Why I Migrated Away From MongoDB
I recently concluded a migration away from MongoDB to PostgreSQL for one of my apps - digiDoc. I’d like to tell you why I did so.
To be honest, the decision to use MongoDb was an ill-thought out one. Lesson learned - thoroughly research any new technology you introduce into your stack, know well the strengths and weaknesses thereof and evaluate honestly whether it fits your needs or not - no matter how much hype there is surrounding said technology. What follows is also not a litany of the usual compaints against MongoDB such as data corruption, global write lock, shard configuration and so on. For our use case, mongodb failed at a much more basic level.
digiDoc is all about converting paper documents like receipts and business cards into searchable database, and so a document database seemed like a logical fit(!). Alas, not being aware of the mathematics behind relational algebra, I could not see clearly the trap I was falling into - document databases are remarkably hard to run aggregations on and aggregating the data and presenting meaningrful statistics on your receipts is one of the core features of digiDoc. Without the powerful aggregation features that we take for granted in RDBMSs, I would constantly be fighting with unweildy map-reduce constructs when all I want is SUM(amount) FROM receipts WHERE <foo> GROUP BY <bar>
. I even contributed some patches to mongoid-map-reduce but the whole experience of aggregating data with mongodb was so ugh that I couldn’t bring myself to work on the app beyond a point. That is of course, a bad place to be in.
Secondly, with a document database, you lose the independence of your data access paths. People keep complaining that JOIN
s make your data hard to scale. Well, the converse is also true - Not having JOIN
s makes your data an intractable lump of mud. Consider a simple thing like an audit trail. In a document database, normally, this would be a set of embedded documents in the item being audited. Now, lets say you want to see a list of all the actions performed by a particular user. Boing! Trapped. You have to load every document in the database and extract the udit trail from it, then filter it in your app for the user you’re looking for. Just the thought of what that would do to my hardware was enough to turn me off the whole idea. JOIN
s are cool! And guess which problem you are more likely to have - needing joins, or scaling beyond facebook?
Thirdly, mongodb is quite feature poor. Perhaps this has changed in the last few months, but when I last looked something as simple as case-insensitive search did not exist. The recommended solution was to have a field in the model with all your search data in it in lower case. Now my model, which I have carefully constructed so as to adhere to the Single Responsibility Principal needs to have callback hooks to save this search string everytime it is updated. And if I add a new field to the model? Time to regenerate all the search strings. I can only come to the conclusion that mongodb is a well-funded and elaborate troll.

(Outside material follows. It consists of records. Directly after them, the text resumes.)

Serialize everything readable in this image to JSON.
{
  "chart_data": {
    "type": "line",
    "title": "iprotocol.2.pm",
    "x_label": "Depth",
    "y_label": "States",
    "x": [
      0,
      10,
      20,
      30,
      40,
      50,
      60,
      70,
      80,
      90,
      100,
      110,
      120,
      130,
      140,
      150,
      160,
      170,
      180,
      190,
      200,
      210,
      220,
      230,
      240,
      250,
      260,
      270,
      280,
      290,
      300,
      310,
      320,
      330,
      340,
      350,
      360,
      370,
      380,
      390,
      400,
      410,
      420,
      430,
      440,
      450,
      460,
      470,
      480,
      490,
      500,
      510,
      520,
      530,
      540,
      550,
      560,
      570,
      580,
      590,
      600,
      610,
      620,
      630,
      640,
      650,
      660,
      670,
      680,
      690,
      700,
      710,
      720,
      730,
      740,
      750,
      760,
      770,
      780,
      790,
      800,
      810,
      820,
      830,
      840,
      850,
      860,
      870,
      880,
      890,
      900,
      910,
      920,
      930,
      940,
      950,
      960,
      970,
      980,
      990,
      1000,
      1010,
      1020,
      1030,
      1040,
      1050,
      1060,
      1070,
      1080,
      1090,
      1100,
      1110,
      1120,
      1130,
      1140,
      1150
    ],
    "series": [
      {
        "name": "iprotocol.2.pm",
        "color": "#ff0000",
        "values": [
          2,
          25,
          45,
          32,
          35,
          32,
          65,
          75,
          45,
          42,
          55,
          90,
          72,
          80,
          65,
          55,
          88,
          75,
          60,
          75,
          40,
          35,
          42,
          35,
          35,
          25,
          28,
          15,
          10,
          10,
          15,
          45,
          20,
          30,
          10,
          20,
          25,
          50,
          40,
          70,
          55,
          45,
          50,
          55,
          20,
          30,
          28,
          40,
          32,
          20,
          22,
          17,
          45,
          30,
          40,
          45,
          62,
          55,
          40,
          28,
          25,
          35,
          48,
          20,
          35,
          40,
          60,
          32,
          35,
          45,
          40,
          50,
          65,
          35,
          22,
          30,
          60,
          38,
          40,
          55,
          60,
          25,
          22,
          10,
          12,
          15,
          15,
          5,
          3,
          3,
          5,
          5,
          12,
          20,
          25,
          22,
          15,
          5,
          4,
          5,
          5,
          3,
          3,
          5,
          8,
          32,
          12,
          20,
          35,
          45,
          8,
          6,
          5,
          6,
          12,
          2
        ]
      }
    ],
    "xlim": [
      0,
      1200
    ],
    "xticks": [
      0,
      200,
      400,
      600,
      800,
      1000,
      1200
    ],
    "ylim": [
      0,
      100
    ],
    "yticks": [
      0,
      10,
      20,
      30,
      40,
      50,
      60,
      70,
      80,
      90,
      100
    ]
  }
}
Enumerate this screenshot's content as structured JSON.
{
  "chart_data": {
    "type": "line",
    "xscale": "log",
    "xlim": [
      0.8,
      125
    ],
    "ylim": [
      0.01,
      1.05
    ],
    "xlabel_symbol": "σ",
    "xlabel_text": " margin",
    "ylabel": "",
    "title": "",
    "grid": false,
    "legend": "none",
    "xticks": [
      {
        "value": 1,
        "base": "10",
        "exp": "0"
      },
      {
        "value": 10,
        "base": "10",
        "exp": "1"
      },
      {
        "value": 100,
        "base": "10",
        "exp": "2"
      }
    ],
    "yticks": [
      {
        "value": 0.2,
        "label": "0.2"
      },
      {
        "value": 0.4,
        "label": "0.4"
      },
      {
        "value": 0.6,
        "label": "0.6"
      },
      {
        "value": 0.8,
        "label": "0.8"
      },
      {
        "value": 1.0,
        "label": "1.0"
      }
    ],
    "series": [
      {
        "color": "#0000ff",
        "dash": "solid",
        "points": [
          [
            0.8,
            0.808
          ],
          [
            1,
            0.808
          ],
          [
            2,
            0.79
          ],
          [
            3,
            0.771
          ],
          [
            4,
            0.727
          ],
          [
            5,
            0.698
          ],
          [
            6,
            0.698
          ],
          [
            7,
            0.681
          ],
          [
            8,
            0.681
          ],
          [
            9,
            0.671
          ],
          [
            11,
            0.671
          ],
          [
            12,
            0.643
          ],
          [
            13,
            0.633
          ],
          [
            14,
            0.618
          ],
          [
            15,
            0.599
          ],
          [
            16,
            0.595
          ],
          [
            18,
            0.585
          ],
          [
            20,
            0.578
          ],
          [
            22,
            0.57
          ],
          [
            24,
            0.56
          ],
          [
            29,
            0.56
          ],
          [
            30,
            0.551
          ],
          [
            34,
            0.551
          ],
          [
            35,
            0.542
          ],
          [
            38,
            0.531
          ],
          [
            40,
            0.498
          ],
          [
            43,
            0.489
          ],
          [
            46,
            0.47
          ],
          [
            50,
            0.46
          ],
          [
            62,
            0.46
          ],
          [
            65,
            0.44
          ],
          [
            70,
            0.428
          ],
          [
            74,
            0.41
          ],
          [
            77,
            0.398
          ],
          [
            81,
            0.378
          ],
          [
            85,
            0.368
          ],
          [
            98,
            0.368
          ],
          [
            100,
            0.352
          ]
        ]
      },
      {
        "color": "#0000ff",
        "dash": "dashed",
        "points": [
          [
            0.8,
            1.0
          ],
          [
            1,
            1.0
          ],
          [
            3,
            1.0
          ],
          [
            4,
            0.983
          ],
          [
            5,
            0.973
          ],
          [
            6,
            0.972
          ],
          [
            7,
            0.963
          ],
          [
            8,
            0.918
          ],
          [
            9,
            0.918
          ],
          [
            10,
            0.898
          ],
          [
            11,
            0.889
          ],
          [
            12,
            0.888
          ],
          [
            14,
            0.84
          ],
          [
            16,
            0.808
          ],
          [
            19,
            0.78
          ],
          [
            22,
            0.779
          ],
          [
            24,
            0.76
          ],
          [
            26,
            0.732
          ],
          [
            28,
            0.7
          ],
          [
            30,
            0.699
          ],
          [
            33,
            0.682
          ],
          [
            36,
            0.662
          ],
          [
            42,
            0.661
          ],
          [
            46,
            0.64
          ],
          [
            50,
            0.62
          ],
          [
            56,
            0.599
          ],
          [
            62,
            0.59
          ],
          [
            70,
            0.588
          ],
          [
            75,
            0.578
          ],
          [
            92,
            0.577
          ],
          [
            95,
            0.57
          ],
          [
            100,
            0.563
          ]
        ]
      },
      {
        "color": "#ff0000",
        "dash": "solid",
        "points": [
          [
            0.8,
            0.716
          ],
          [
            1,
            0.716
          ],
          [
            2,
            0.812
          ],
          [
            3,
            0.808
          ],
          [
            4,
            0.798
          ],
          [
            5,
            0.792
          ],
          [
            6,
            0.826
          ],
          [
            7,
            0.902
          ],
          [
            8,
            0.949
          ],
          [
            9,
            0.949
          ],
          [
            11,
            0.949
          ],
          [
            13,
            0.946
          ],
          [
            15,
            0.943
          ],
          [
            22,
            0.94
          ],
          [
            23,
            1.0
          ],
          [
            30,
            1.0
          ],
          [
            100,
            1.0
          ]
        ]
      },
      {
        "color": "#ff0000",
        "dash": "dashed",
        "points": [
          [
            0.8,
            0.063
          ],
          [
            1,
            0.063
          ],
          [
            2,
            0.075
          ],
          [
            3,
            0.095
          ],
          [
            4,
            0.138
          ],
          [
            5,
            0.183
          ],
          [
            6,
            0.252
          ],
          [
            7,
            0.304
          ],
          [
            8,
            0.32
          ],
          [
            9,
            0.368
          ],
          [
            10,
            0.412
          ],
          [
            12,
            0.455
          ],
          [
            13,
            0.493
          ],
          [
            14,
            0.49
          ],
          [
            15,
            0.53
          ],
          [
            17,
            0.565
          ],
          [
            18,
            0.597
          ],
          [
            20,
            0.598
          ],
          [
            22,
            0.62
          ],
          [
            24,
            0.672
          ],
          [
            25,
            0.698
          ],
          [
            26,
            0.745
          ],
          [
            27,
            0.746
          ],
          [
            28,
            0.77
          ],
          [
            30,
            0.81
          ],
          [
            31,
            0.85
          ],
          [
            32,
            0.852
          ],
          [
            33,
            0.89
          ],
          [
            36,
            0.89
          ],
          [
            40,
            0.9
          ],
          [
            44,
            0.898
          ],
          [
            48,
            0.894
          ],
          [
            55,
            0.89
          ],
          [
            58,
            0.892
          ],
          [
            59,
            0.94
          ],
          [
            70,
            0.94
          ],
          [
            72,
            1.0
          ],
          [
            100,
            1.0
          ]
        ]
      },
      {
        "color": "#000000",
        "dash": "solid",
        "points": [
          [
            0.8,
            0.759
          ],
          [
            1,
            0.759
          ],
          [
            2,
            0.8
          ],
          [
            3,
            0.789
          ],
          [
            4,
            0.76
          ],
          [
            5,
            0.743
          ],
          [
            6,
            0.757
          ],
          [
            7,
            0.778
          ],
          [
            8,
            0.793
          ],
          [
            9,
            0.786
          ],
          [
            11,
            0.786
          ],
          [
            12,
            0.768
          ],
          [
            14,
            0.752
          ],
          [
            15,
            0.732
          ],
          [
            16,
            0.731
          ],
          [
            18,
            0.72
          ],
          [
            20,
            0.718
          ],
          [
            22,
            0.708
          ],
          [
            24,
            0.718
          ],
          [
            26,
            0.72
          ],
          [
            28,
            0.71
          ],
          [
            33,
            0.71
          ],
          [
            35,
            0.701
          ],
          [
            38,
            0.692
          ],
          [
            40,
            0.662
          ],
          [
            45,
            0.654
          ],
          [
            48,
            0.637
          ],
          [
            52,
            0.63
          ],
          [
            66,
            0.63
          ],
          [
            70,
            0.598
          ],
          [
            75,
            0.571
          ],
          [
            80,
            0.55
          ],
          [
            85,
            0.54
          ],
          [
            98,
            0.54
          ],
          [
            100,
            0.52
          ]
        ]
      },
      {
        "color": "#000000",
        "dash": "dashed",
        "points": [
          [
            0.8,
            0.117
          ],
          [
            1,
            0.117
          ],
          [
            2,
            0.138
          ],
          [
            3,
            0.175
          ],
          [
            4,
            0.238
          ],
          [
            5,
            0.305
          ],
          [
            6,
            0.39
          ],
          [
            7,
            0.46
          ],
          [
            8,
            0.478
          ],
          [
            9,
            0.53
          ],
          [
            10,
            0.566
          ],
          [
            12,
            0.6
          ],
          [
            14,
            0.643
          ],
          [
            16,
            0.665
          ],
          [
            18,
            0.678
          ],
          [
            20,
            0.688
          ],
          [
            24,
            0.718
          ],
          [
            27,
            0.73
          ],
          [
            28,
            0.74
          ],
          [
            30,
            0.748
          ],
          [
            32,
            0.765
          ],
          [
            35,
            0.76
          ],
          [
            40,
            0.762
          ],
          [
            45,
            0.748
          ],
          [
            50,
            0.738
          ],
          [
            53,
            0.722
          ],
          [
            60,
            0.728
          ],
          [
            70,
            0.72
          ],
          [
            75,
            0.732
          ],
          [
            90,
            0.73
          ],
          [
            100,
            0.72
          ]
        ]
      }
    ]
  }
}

Fourthly, and this one completely blew my mind - somewhere along the stack of mongodb, mongoid and mongoid-map-reduce, somewhere there, type information was being lost. I thought we were scaling hard when one of our customers suddenly had 1111 documents overnight. Imagine my disappointment when I realised it was actually four 1s, added together. They’d become strings along the way. Now in this case, perhaos the fault was mine but somehow, I can’t see this happening with Postgres. And when you add up all the hours it takes to deal with these niggling problems and the surprising lack of features, it all leads to some pretty obvious conclusions.
Fifthly, what was I getting in return for dealing with all this? Web scale doesn’t interest me so much. digiDoc is tiny and RDBMS have proven themselves to work at whatever scale we’re likely to achieve. Then it might have been the lask of an enforced schema? Thinking about it though, schemas are wonderful. They take all the constraints about your data and put it in one place. Without a schema, this constraint checking would be spread all over my application. A document added a month ago and a document added yesterday could look completely different and I’d have no way of knowing. Such fuzzy schemaless data models encourage loose thinking and undisciplined object orientation.
I completed a migration to Postgres yesterday. Very happy. Aggregation is a breeze, search is a breeze and we’ve built some pretty powerful tag search and management features that do not even bear thinking about in mongodb. Postgres turns your data store into what it was always meant to be - a mere detail in the scheme of your app, not an overarching presence forcing you to adapt to its requirements.
Lesson learned - Be very circumspect when turning your back on 40 years of computer science.